La sociedad es una turbia e
imprecisa decoloración humana, finalmente amorfa, que debe quedar fuera de
nosotros mismos. Son manchas en piso, techo y paredes, impregnando la
conciencia que se debate en buscar alguna lógica donde no hay ninguna.
Apenas hay tiempo de buscar
coherencia para poder continuar con nuestra existencia cotidiana; cada segundo
es pasado, cada minuto por venir una esperanza que se marchita, cada hora una
larga espera, las semanas y los meses van sugiriendo aliento y fe para encontrarnos
justo donde ahora estamos.
Ese inútil empeño por suponer que
lo socialmente ajeno va a mejorar nuestra vida nos diluye y desgasta en largos
compases de espera donde, inexplicablemente, vamos vertiendo los remedos de
ilusión que, si acaso llegan, no nos mejoran para nada.
La legítima defensa de lo
personal debe estar en lo más alto de nuestros intereses. Nacemos solos,
vivimos solos, envejecemos solos, morimos solos. La pregunta, entonces, parece
forzosa: ¿por qué no nos miramos más a nosotros mismos y dejamos lo social en
un tacho de basura?
Las ideologías externas son
espejismos que conviene aprender a no escuchar en pro de una simple realidad
inexorable: individualmente no nos sirven de nada en absoluto. Los engranajes
de la sociedad, aunque puedan parecer muy novedosos, son arcaicos y repletos de
defectos. Pero el astuto empeño por forjar ilusiones que si bien se miran
carecen de la menor lógica, nos van embadurnando segundo a segundo hasta lograr
un desquiciamiento personal análogo al que socialmente se padece. Así llegamos
a preguntarnos, quizá con escasa frecuencia, quién es quién y para qué. Cuando
no somos capaces de responder a estas preguntas, hemos de asumir una derrota
individualizada.
Vivir
en sociedad no implica arroparnos con ella y adentrarla a nuestros corazones.

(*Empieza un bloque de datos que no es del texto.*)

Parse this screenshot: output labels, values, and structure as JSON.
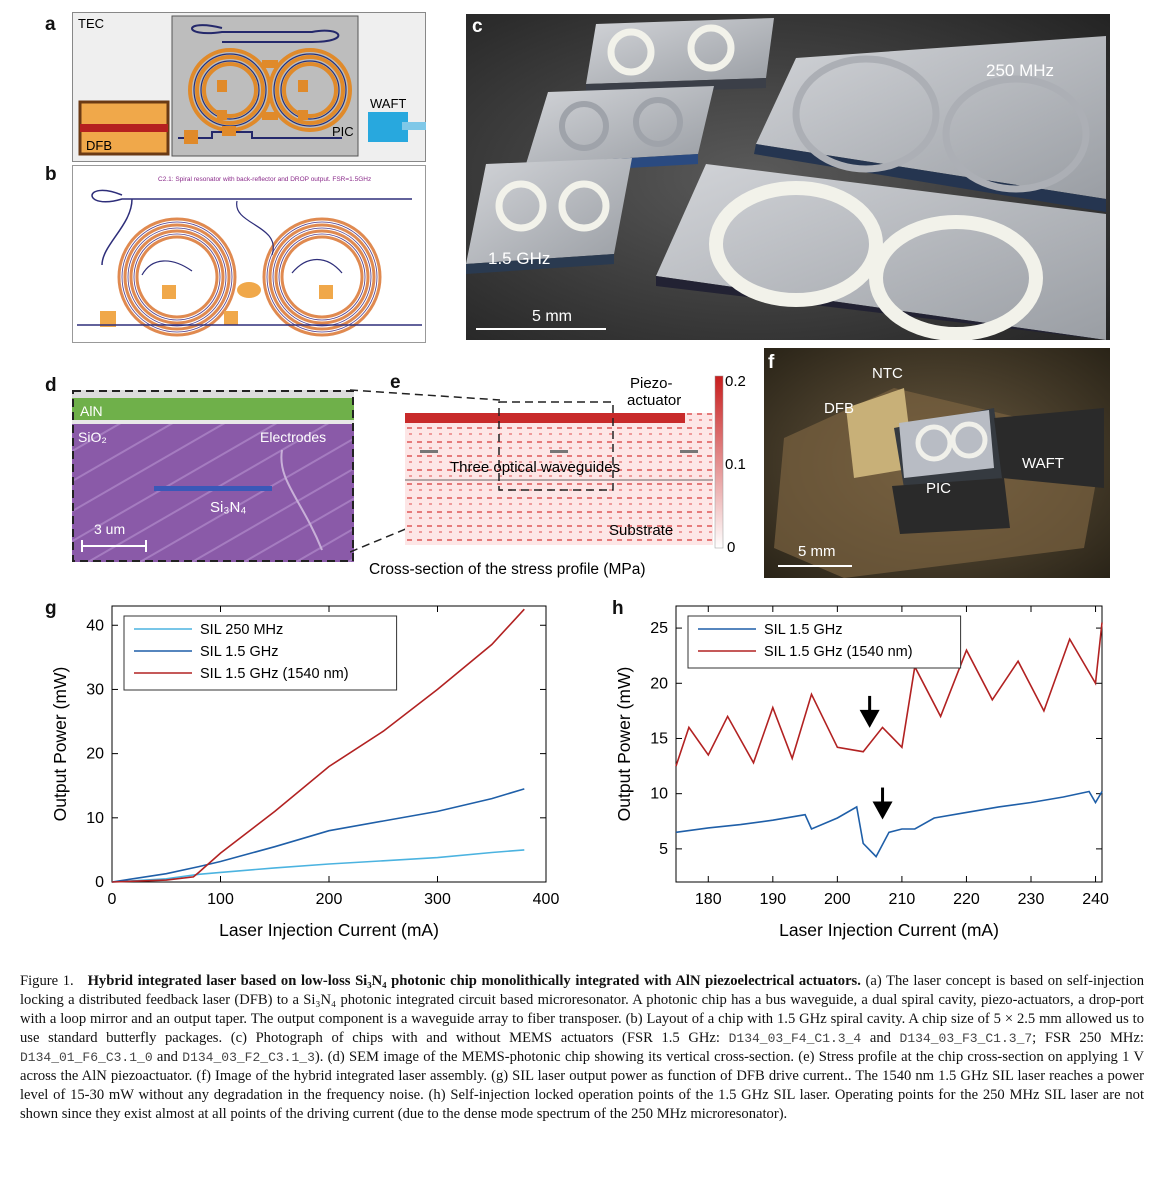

Cada persona es dueña de su alma, de su talento e inteligencia. El don de la
individualidad no es una posición egoísta, en absoluto. Nos debemos a nosotros
mismos en cada fragmento de nuestra existencia, y no debemos olvidar –pobres
desgraciados aquellos que lo hagan– que finalmente rendimos cuenta de nuestro
hacer a lo que viene tras la muerte.
Es curioso y sobrecogedor
subrayar un hecho infalible: todos vamos a morir sin saber cuándo ni cómo.
Todos, repito. También los amorfos, los falsos profetas, los que caminan
empujados por el odio, aquellos que buscan, y no más que esto, nuestra
individualidad para beneficio propio.
No nos llamemos a engaño: nadie
va a venir para socorrer nuestra angustia vital, el desconcierto supino
fehacientemente orquestado para sacar provecho de nuestra ansiedad, haciéndonos
creer que «ellos» son los dioses del
Olimpo y pueden resolver la miseria de nuestro espíritu.
Tomemos conciencia de esto para
evitar la clausura que subrepticiamente nos van suministrando con el único propósito
de requerir la ayuda, a modo de antígeno, que tanto nos prometen y jamás
lograrán concretar.
«Ellos»
no pueden hacer nada excepto envenenar nuestra esperanza, desviándola de su
humilde sendero donde al final nos aguarda la muerte como prólogo de Dios.